Arkadaşına çok üzüldüm. Olayın kahramanı bir erkek ama roller farklı bir cinsiyetin üzerinde de olabilir. Kadın ya da erkek bu denli sıkışmadan, bu denli çaresiz kalıp kaçmadan keşke konuşabilseymiş. Aksi halde her devinimleri ne etseler ne yapsalar kaba kaçıyor. Arkadaşının yarasını, biz ne yaparsak yapalım yine kendi saracak. Umut ederim bunca yıl kendini unutmamış ve her an yalnız kalacağını düşünerek yaşamıştır. Böyle zamanlarda en kötü durum aslında, kendini ne denli unuttuğunu farketmesi olur diye düşünüyorum. Kendimizi unutmamalıyız. Bazen rollerimiz, hayatı şekillendirmemizde çok büyük etken ama en önemli rol "kendimiz" olmamızdır. Anne, eş, çocuk, kardeş olmak değil....
Bu bağlamda, latif insanlarla birlikteliğimiz bizi kendimiz olmaya itici bir güçse- ki Asil ve Gerçek'in böyle olduğunu düşünüyorum- gerisi boş. O halde yarın yüz elli gram bile veririm.

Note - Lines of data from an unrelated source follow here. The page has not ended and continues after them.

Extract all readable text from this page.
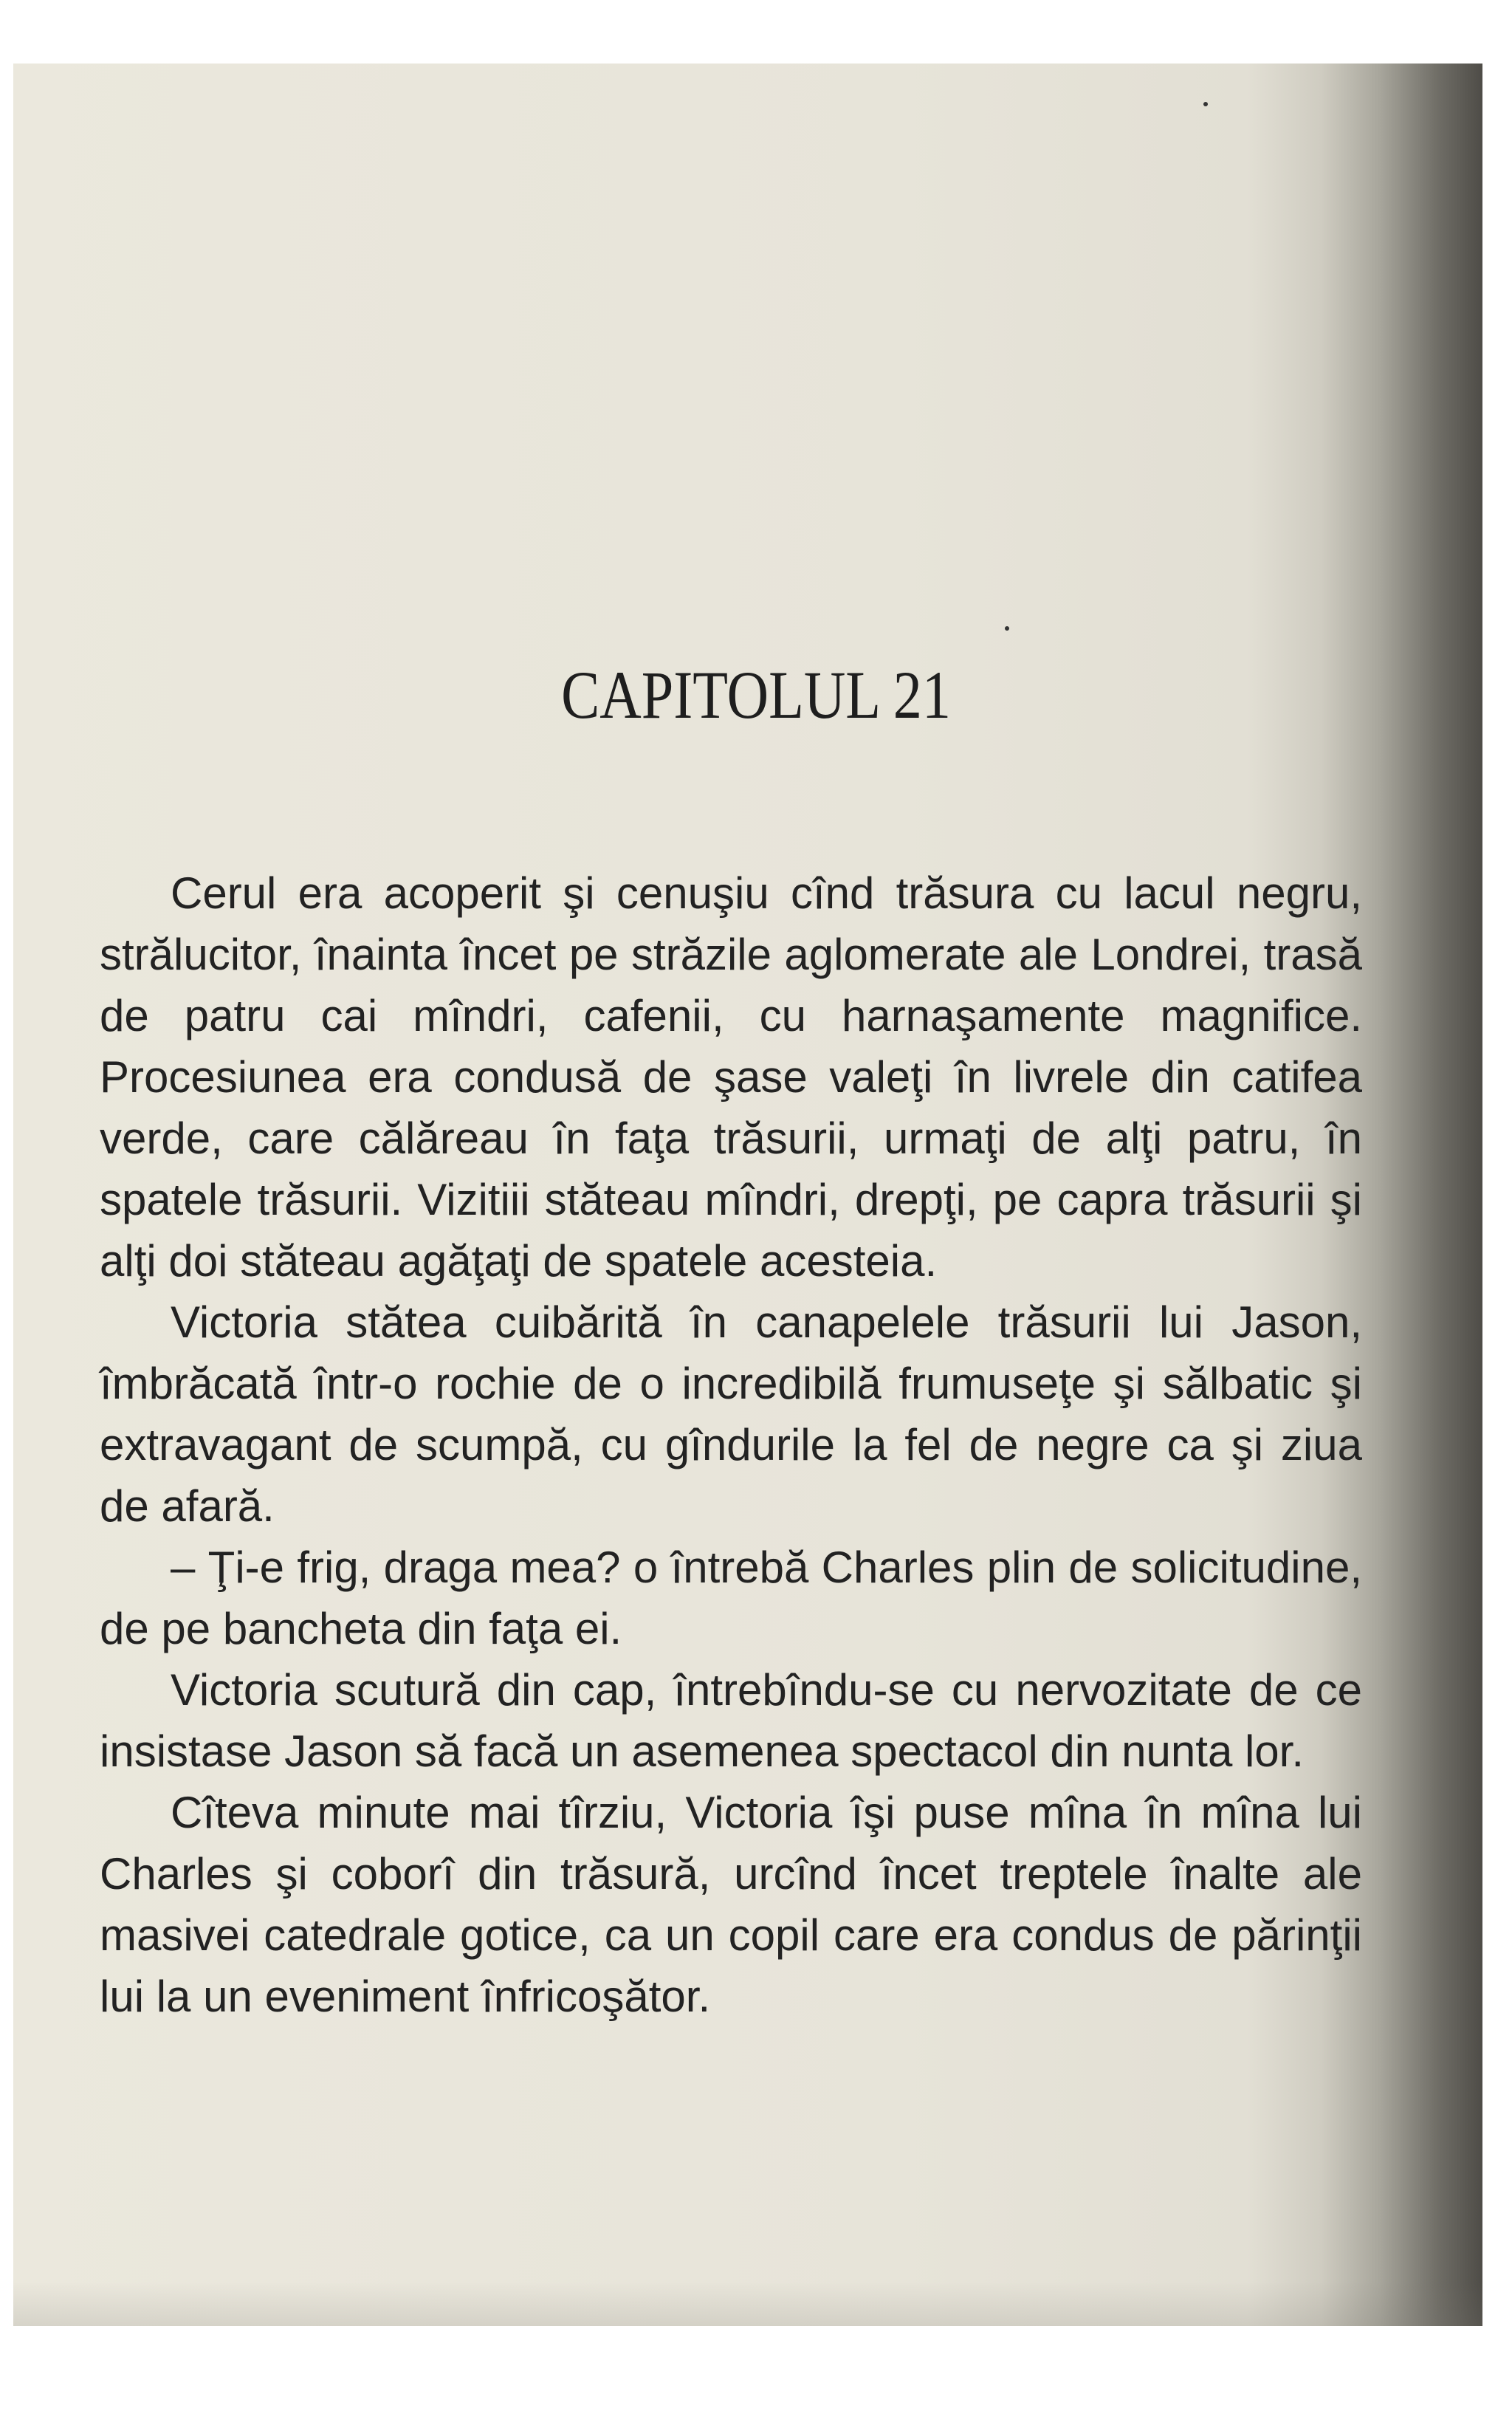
CAPITOLUL 21

Cerul era acoperit şi cenuşiu cînd trăsura cu lacul negru, strălucitor, înainta încet pe străzile aglomerate ale Londrei, trasă de patru cai mîndri, cafenii, cu harnaşamente magnifice. Procesiunea era condusă de şase valeţi în livrele din catifea verde, care călăreau în faţa trăsurii, urmaţi de alţi patru, în spatele trăsurii. Vizitiii stăteau mîndri, drepţi, pe capra trăsurii şi alţi doi stăteau agăţaţi de spatele acesteia.

Victoria stătea cuibărită în canapelele trăsurii lui Jason, îmbrăcată într-o rochie de o incredibilă frumuseţe şi sălbatic şi extravagant de scumpă, cu gîndurile la fel de negre ca şi ziua de afară.

– Ţi-e frig, draga mea? o întrebă Charles plin de solicitudine, de pe bancheta din faţa ei.

Victoria scutură din cap, întrebîndu-se cu nervozitate de ce insistase Jason să facă un asemenea spectacol din nunta lor.

Cîteva minute mai tîrziu, Victoria îşi puse mîna în mîna lui Charles şi coborî din trăsură, urcînd încet treptele înalte ale masivei catedrale gotice, ca un copil care era condus de părinţii lui la un eveniment înfricoşător.
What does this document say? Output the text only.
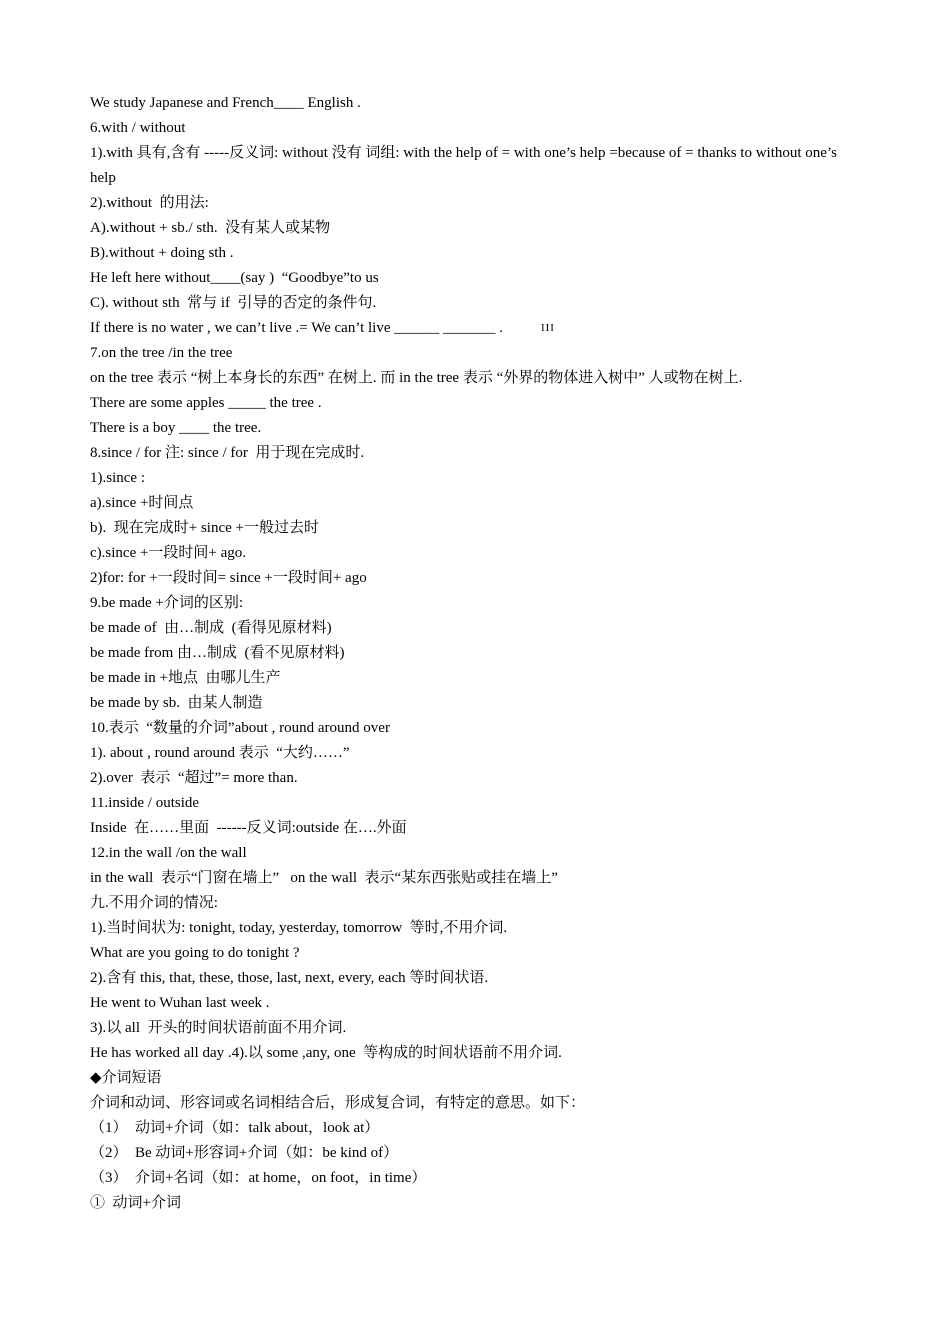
We study Japanese and French____ English .
6.with / without
1).with 具有,含有 -----反义词: without 没有 词组: with the help of = with one’s help =because of = thanks to without one’s help
2).without  的用法:
A).without + sb./ sth.  没有某人或某物
B).without + doing sth .
He left here without____(say )  “Goodbye”to us
C). without sth  常与 if  引导的否定的条件句.
If there is no water , we can’t live .= We can’t live ______ _______ .	III
7.on the tree /in the tree
on the tree 表示 “树上本身长的东西” 在树上. 而 in the tree 表示 “外界的物体进入树中” 人或物在树上.
There are some apples _____ the tree .
There is a boy ____ the tree.
8.since / for 注: since / for  用于现在完成时.
1).since :
a).since +时间点
b).  现在完成时+ since +一般过去时
c).since +一段时间+ ago.
2)for: for +一段时间= since +一段时间+ ago
9.be made +介词的区别:
be made of  由…制成  (看得见原材料)
be made from 由…制成  (看不见原材料)
be made in +地点  由哪儿生产
be made by sb.  由某人制造
10.表示  “数量的介词”about , round around over
1). about , round around 表示  “大约……”
2).over  表示  “超过”= more than.
11.inside / outside
Inside  在……里面  ------反义词:outside 在….外面
12.in the wall /on the wall
in the wall  表示“门窗在墙上”   on the wall  表示“某东西张贴或挂在墙上”
九.不用介词的情况:
1).当时间状为: tonight, today, yesterday, tomorrow  等时,不用介词.
What are you going to do tonight ?
2).含有 this, that, these, those, last, next, every, each 等时间状语.
He went to Wuhan last week .
3).以 all  开头的时间状语前面不用介词.
He has worked all day .4).以 some ,any, one  等构成的时间状语前不用介词.
◆介词短语
介词和动词、形容词或名词相结合后，形成复合词，有特定的意思。如下：
（1）  动词+介词（如：talk about，look at）
（2）  Be 动词+形容词+介词（如：be kind of）
（3）  介词+名词（如：at home，on foot，in time）
①  动词+介词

Pembe akidem, hareket lütfen! Carmen Consoli "focu di raggia" http://youtu.be/25uOAxM8gz8 parçasını Youtube'tan bulup, hafif hafif sallanarak dans etmeni rica edeceğim. Hafif olsada hareket harekettir. Bir zamanlar her sonda dediğim gibi...
HADİ!!!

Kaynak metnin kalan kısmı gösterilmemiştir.